Spring skiing starts off with so much potential and ends up being a sufferfest of slogging through snow more reminiscent of mashed potatoes than anything else. At least my kids do not complain about cold fingers and toes. So I have that going for me.
Spring biking is never meant to be fun and no one is really going to try and convince you otherwise. The weather is usually leaning toward cold and wet. The wind is never blowing less than ten to fifteen miles an hour with gusts of double those numbers. And your legs are somehow not prepared for even a light day despite a winter of working out and skiing.
You spend the first few rides wiping snot every five minutes, huffing cold air like an asthmatic weed smoker, and generally struggling to push a gear that would be light in the middle of July.
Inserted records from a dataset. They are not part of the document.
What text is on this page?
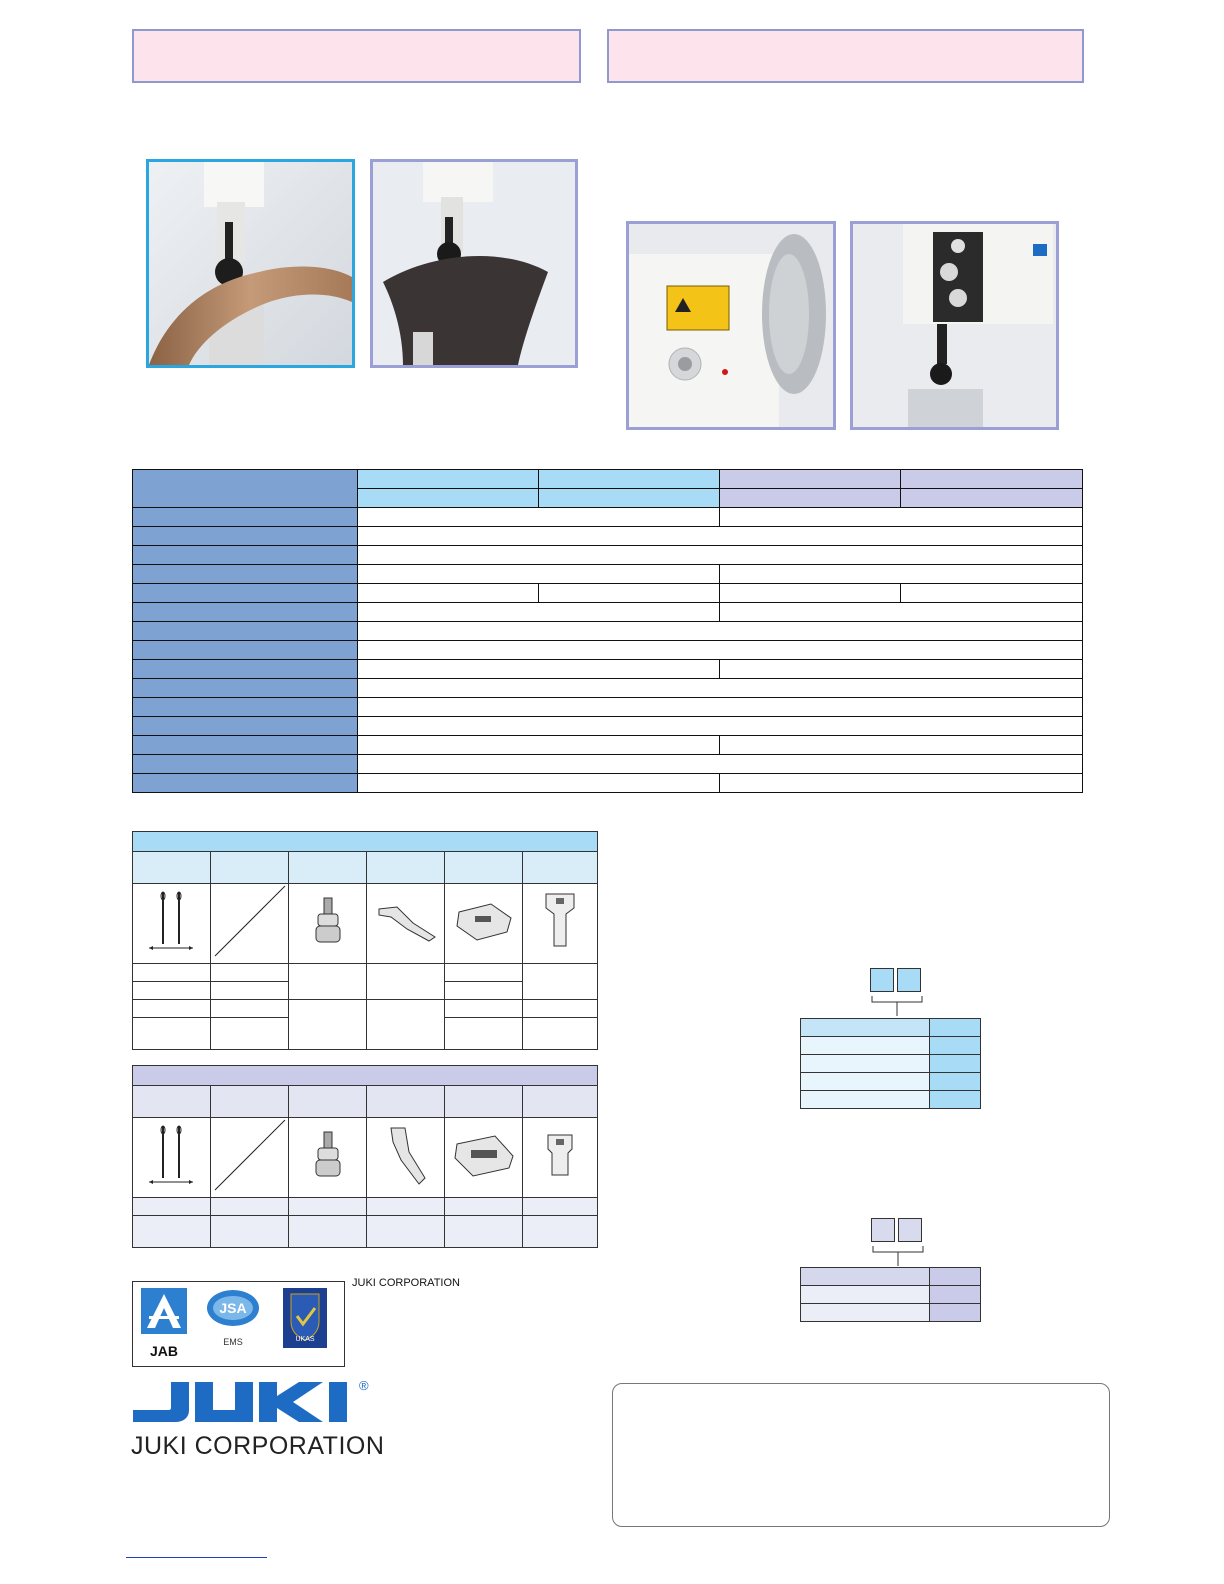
JAB
JSA
EMS	UKAS
JUKI CORPORATION
®
JUKI CORPORATION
What the hell spring? At some point during every early spring ride you ask yourself why you do this and why aren’t you inside watching Netflix?
Why? Because we are masochists who need to suffer in order to feel alive. None of this activity is necessary to our living yet it is essential to our happiness. We are smug in looking across the bar at a fellow skier with sun burnt cheeks and a wiped out thousand yard stare at the end of a long day plowing through snow cone conditions. We are a member of that tribe. We wave stealthily to the other hardy cyclists out in these early days of spring knowing that their lungs are struggling to suck down air just like us. We are bonded in our suffering.
It is easy to go out when the skies are clear, the temps are in the teens, and there is an inch of fresh snow on the front side of the mountain. It is easy to get in the saddle when the sun is out, the wind is mild, and your neighbors are out mowing their lawns. What defines us as members of a different tribe is when we commit to the suffering willingly.